Ao contrário da real politik, que contém uma componente de procura activa de um interesse do estado, a irreversibilidade é um conceito de absoluta passividade, que também poderíamos designar por no politik (ou a política do Maria-vai-com-as-outras, como Santos Pereira bem resume). É a mera constatação de facto. No caso do Kosovo é pior um pouco, porque nem o Zandinga se atreveria a prever o que se vai passar nos Balcãs nos próximos tempos, quanto mais o Lello ou o Amado.

Até ontem, julguei que era a real politik que levava a República Portuguesa a não se precipitar no reconhecimento do Kosovo. Não indo mais longe, o precedente kosovar pode dar verdadeiras arrelias em Espanha. Já deu na Geórgia. E não há razão nenhuma para não dar em Chipre, na Córsega, na Irlanda, na Bélgica, na Macedónia, em Cabinda, na Transilvânia, no Alasca, na Madeira, nos Açores, nas Berlengas ou na Cova da Moura. Por exemplos.

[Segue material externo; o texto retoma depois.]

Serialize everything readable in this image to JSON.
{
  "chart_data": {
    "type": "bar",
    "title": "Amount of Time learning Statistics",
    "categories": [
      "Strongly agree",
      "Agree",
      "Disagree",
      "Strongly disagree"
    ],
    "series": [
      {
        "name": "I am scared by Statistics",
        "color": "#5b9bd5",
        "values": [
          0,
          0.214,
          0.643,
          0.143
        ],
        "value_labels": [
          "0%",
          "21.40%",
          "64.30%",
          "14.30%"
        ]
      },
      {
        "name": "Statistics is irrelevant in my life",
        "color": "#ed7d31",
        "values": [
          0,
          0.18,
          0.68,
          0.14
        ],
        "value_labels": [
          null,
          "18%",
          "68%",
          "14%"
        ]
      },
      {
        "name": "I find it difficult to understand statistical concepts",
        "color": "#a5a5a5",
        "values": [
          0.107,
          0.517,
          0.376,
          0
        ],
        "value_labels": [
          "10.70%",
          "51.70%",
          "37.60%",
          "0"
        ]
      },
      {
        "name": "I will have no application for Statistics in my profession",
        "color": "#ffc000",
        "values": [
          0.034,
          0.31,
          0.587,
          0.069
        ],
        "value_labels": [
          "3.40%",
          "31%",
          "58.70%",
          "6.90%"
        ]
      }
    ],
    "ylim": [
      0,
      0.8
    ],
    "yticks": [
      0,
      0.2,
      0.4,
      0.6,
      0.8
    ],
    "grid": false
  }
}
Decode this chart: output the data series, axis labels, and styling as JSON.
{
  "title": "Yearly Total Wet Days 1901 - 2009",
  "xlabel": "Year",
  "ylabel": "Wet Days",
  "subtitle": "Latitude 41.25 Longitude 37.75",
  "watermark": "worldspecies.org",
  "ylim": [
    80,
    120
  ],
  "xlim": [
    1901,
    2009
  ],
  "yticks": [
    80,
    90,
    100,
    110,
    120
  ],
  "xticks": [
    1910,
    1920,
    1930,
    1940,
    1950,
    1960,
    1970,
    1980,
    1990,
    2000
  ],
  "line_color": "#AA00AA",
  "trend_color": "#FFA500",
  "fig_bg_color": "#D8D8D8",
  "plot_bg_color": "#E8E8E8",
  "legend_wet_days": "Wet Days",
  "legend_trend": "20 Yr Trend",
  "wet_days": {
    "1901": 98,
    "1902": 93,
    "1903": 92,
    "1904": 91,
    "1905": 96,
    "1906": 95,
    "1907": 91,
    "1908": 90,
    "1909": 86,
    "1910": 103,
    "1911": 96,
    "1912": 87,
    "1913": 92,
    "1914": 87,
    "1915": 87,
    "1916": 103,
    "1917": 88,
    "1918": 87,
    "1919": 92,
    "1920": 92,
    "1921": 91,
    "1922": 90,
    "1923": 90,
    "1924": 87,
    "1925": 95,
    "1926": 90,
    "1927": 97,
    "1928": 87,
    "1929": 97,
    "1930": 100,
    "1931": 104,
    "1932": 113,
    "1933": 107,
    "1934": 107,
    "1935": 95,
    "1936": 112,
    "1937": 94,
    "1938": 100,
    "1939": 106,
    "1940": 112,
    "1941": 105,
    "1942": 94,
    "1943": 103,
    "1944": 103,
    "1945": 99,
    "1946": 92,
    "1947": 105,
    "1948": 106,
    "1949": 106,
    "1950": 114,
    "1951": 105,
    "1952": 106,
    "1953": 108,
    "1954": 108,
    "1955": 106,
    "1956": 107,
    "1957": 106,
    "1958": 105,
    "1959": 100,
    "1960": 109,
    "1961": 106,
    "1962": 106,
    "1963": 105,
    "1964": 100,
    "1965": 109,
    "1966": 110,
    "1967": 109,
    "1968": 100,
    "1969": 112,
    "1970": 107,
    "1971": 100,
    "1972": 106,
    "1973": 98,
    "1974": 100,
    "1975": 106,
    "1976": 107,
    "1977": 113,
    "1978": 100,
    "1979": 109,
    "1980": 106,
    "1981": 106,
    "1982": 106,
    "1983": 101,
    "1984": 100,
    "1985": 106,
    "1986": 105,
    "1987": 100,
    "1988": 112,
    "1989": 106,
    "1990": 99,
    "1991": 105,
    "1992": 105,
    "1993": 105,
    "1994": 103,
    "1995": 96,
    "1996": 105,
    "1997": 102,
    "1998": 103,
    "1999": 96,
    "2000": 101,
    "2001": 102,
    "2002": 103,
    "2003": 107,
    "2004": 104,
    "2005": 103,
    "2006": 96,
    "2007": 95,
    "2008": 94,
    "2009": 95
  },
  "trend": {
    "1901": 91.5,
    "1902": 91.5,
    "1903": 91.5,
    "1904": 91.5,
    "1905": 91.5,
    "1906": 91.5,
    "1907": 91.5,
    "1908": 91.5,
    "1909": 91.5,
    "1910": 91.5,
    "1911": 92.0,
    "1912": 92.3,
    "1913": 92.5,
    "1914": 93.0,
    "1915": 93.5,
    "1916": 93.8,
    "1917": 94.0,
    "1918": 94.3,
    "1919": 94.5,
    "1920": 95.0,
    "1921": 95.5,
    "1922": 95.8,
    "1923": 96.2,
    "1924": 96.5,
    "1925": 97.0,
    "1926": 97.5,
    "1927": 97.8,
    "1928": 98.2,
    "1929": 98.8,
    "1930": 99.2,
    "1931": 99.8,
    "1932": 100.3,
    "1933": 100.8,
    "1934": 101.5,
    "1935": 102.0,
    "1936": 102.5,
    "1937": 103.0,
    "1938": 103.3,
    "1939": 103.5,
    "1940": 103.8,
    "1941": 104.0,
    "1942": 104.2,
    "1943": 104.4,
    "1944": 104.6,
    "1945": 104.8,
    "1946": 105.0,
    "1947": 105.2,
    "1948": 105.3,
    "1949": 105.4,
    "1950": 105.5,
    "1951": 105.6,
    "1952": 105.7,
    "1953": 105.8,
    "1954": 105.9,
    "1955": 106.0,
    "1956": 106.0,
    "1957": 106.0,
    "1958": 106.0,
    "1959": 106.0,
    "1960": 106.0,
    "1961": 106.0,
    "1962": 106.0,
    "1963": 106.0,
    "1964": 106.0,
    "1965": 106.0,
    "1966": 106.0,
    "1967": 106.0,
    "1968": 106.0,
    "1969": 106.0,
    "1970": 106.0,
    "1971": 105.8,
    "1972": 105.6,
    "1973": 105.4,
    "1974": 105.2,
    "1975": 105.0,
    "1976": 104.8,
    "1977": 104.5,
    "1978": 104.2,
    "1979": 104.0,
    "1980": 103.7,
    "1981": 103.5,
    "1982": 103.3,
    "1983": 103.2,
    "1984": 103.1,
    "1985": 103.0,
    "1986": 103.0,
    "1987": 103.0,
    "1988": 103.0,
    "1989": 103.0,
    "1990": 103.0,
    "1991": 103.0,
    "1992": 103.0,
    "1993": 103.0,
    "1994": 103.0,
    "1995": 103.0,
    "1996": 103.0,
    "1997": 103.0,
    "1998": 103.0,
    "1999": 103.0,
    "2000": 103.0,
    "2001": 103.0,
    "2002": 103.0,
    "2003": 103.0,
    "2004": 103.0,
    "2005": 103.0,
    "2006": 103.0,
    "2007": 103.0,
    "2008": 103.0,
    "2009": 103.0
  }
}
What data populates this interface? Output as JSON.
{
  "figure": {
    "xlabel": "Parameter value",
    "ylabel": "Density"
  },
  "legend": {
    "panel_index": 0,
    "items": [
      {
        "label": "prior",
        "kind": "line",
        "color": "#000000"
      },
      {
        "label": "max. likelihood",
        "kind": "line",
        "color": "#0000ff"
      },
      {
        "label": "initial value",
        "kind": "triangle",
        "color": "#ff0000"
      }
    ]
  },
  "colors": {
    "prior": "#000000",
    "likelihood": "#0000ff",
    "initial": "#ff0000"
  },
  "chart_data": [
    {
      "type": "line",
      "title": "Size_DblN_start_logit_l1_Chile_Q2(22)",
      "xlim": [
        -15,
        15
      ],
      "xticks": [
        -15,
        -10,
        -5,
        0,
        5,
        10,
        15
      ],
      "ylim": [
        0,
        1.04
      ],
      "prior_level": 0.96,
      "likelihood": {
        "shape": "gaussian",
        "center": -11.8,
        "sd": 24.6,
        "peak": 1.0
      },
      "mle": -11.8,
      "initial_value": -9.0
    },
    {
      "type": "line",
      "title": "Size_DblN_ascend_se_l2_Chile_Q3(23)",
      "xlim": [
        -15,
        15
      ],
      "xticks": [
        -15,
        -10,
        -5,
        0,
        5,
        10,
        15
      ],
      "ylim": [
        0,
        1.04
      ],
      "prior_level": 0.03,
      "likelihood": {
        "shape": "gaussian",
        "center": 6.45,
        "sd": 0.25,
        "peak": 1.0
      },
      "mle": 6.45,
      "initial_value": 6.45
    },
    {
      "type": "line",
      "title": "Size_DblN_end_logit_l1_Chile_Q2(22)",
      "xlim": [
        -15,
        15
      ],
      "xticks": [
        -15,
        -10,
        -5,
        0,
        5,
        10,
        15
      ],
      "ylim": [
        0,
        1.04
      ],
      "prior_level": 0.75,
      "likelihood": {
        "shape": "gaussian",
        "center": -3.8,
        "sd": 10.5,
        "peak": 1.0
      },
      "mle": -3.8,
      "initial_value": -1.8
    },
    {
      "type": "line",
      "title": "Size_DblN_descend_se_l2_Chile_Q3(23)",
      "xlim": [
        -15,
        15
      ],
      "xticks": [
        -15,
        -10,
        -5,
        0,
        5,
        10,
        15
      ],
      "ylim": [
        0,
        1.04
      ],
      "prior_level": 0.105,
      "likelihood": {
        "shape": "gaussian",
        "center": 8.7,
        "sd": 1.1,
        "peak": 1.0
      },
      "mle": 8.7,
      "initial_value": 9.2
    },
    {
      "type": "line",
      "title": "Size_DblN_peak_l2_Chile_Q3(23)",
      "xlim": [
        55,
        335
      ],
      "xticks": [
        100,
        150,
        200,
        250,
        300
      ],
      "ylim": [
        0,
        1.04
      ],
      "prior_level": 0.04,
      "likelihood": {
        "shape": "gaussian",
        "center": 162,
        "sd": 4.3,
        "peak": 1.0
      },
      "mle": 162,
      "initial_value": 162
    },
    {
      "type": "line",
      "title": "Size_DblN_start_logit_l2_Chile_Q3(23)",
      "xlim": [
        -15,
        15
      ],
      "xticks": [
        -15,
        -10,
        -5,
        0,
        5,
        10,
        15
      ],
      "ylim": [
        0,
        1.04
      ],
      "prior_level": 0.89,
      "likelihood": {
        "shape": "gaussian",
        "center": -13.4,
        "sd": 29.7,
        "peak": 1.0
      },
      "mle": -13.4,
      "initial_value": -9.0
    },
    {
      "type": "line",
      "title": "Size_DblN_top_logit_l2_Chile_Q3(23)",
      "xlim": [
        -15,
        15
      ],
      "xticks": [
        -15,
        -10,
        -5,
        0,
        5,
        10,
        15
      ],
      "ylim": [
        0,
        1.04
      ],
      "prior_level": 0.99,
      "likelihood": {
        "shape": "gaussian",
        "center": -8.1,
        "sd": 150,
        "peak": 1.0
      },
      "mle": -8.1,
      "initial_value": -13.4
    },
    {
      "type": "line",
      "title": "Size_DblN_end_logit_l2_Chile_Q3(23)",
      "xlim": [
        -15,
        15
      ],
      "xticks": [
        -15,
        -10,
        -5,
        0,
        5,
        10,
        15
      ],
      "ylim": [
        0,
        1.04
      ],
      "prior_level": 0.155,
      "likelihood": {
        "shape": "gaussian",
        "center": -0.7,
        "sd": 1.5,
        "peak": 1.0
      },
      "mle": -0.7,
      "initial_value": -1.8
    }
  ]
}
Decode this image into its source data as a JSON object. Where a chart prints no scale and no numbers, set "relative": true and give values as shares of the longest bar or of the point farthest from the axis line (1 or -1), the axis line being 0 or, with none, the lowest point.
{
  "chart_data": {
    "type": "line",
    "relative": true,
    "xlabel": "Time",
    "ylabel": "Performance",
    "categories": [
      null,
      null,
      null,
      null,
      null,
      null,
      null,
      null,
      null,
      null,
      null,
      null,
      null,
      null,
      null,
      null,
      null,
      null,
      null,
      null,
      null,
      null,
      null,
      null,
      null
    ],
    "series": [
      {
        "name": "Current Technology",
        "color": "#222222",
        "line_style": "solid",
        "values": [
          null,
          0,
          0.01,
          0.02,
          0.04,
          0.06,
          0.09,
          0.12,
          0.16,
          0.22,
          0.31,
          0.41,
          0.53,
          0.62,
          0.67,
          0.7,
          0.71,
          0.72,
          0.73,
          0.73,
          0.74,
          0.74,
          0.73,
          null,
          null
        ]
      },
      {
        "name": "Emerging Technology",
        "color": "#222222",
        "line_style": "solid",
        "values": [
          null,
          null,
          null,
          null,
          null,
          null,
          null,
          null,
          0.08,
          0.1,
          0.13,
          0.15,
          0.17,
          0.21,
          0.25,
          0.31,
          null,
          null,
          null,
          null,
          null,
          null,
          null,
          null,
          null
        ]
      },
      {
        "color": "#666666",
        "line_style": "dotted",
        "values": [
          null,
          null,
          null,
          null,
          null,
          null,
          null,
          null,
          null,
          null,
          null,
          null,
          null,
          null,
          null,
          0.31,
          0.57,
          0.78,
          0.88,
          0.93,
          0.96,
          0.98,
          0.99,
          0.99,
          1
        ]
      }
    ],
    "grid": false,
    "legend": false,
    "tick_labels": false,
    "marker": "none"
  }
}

Timor-Leste é a prova (essa sim, mais que provada) de que o princípio da irreversibilidade vale o que vale, para não dizer menos. Se Portugal fez alguma coisa foi não aceitar a anexação/integração como irreversível e, provavelmente com boas doses de real politik, conseguir convencer outros estados das vantagens da não aceitação da irreversibilidade. Foi teimar e teimar e teimar até à reversibilidade total.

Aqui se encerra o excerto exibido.